Je songe aussi à notre chatte qui tente constamment de forcer le passage dès qu’elle peut pour se faufiler au salon. Elle aurait pu réussir à pénétrer sans que je m’en rende compte. Mais avez-vous déjà rencontré un félin qui peut toquer avec sa patte sur un voilage ? Pas moi !

C’est carrément débile d’émettre une telle éventualité. Mais dans des situations pareilles, on pense à tout, même aux suppositions les plus absurdes.

Le temps que je passe toutes ces possibilités en revue, je commence à émerger. Mon cerveau, qui fonctionnait encore au radar il y a quelques minutes, m’envoie les premiers signaux de stress. Dans la pénombre, je reste figée, momifiée, comme anesthésiée. Le couloir se révèle vide de toute vie humaine ou animale. Une sorte de courant d’air se faufile entre mes jambes, un souffle discret, mais bien présent. Ça me fait une sensation bizarre.

Mon cœur bat de plus en plus fort, à une vitesse exponentielle. Ma poitrine me fait mal, me serre comme un étau. Je transpire de partout. Je me passe la main sur le front : il brûle et semble humide. Ma bouche devient sèche, j’ai soif. Ce n’est pas le moment d’aller me chercher un verre d’eau. De toute façon, je n’en ai ni la force ni le courage. Mes jambes ne me tiendraient pas. Je tremble de partout et je respire péniblement. Je suis prise de vertiges et je commence vraiment à tourner de l’œil.

J’arrive juste à balbutier :

— Hé ho, là-dedans, y-a-t-il quelqu’un ?

Je me sens complètement stupide de monologuer toute seule. Mais comment agir logiquement dans des situations qui absurdes ?

Je regarde à droite, à gauche, sans broncher, en tirant sur mes yeux, pour ne rien rater.

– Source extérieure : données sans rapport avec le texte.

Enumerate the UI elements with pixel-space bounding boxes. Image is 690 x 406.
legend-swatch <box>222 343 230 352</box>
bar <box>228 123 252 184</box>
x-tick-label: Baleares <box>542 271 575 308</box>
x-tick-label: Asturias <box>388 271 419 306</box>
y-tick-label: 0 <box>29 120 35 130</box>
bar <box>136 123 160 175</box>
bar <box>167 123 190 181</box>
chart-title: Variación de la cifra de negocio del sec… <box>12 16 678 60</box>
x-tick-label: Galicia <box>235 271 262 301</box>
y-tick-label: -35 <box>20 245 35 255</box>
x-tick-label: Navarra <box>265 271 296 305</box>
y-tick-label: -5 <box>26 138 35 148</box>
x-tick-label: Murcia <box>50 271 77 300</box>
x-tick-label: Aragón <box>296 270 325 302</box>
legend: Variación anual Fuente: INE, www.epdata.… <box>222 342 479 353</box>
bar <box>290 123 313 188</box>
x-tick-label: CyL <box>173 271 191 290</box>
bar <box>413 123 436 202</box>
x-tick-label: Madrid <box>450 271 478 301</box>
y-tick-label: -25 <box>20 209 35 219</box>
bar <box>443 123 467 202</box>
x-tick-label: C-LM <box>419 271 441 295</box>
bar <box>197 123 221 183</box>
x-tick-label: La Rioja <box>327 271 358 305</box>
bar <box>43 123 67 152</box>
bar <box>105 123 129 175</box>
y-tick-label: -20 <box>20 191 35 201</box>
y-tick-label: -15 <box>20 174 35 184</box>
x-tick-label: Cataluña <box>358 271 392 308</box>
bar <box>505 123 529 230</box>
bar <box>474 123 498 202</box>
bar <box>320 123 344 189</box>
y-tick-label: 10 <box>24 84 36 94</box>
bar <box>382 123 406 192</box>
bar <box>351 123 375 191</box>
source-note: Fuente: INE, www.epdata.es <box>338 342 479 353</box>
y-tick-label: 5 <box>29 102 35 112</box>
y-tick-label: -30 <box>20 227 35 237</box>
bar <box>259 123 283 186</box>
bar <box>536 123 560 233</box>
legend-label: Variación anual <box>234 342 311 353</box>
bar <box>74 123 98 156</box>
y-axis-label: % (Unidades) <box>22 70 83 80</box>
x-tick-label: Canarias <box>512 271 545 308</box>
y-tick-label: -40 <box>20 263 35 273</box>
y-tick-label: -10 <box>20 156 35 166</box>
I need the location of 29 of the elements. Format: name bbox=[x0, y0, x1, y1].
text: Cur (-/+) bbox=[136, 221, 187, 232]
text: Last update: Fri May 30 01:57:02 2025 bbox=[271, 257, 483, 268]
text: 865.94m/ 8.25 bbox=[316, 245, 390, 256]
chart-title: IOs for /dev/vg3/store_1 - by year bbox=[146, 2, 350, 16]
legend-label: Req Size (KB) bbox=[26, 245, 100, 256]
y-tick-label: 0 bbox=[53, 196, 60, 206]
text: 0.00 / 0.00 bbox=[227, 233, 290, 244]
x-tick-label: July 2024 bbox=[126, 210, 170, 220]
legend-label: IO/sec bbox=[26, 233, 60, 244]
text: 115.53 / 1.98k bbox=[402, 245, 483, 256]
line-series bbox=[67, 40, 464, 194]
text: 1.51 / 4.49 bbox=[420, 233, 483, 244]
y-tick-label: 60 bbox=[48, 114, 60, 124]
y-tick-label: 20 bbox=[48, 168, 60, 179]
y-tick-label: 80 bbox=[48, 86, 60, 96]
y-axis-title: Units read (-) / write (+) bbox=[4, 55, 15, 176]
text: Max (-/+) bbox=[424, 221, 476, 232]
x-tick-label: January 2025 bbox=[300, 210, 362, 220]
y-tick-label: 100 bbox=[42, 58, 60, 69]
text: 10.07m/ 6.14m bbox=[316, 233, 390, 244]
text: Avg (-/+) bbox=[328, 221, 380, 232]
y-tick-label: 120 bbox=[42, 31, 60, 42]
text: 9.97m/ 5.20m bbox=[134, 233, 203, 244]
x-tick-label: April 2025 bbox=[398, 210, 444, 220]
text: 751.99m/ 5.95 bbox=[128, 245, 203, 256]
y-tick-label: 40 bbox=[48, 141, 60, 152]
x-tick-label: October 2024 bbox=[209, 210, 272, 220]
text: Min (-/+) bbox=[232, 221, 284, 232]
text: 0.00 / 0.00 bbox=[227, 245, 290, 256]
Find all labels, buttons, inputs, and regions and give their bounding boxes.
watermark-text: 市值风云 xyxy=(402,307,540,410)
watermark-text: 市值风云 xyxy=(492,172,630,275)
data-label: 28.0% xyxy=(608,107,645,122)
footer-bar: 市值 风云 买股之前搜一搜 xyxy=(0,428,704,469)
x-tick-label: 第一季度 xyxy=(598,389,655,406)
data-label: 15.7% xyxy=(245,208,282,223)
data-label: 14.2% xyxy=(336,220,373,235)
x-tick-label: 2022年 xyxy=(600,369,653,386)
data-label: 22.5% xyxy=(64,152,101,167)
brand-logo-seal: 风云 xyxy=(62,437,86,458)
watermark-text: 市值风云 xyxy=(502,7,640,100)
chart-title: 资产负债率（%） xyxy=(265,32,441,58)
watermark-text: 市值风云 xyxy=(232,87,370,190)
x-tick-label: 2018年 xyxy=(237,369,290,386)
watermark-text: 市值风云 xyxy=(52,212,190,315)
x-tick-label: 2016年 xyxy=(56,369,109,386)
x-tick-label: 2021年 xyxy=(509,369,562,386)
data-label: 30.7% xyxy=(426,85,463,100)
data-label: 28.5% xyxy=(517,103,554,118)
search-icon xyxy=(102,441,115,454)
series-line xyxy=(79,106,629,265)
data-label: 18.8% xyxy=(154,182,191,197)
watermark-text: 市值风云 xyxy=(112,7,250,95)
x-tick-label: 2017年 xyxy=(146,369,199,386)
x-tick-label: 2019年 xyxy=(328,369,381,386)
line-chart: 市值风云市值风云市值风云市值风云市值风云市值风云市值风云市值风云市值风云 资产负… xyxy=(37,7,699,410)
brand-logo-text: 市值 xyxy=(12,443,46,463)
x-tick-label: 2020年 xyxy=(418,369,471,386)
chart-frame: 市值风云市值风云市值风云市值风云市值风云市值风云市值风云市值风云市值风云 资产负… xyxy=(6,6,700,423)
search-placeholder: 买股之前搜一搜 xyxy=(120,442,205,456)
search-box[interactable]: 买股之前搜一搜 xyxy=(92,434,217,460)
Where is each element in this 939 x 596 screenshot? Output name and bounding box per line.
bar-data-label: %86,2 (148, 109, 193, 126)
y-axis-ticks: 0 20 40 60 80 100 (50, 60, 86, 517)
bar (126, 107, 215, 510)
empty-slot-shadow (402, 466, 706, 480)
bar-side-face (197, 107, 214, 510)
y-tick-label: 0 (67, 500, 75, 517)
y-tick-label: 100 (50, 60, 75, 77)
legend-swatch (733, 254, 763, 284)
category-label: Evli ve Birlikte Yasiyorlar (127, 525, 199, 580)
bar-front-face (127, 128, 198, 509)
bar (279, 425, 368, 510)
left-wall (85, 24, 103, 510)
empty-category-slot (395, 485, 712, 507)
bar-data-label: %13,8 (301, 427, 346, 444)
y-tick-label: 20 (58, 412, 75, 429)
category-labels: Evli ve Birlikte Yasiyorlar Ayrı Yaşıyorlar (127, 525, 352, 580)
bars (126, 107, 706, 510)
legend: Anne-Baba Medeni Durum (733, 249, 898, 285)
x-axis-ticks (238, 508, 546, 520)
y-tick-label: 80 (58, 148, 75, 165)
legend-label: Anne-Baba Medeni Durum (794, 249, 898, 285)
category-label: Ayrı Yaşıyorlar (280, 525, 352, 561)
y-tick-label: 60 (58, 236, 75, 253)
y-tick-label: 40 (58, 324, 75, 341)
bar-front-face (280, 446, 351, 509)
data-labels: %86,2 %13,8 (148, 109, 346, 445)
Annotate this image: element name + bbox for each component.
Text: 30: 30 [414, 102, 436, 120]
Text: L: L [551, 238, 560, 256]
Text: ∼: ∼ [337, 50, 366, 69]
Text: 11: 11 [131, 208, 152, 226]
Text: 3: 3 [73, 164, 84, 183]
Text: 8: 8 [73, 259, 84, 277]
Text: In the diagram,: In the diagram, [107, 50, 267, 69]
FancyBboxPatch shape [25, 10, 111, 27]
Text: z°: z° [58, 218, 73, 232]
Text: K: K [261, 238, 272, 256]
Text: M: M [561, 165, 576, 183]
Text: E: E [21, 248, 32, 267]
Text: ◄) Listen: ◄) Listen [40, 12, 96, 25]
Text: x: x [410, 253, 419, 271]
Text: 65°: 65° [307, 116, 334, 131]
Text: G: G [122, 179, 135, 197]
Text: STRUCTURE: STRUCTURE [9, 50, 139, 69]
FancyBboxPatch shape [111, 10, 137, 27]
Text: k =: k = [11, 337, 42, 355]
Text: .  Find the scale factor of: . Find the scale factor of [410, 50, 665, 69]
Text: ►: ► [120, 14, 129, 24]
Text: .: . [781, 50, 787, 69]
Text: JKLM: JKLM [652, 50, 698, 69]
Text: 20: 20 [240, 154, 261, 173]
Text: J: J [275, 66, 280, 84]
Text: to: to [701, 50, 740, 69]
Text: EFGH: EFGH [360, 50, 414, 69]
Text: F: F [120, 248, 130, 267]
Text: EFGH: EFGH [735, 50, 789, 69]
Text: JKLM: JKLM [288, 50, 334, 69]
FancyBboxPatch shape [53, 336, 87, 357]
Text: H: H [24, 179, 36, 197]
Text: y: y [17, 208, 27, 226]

Après quelques minutes, j’arrête, car je commence à avoir mal aux sourcils. Mon crâne va exploser, La tension monte, je n’arrive pas à la gérer. Je ravale ma salive à plusieurs reprises, ma bouche devient encore plus pâteuse. Mes oreilles bourdonnent, mes doigts s’engourdissent.

Je lance, une dernière fois, une interrogation dans le vide :

— Si vous vous cachez là, pitié, montrez-vous ! Apparaissez ! Ne me laissez pas ainsi, avec mes angoisses, mes frissons…

Et au moment où je regagne le living, dépitée de n’avoir obtenu aucune réaction, j’entends comme un murmure, un bruissement sourd.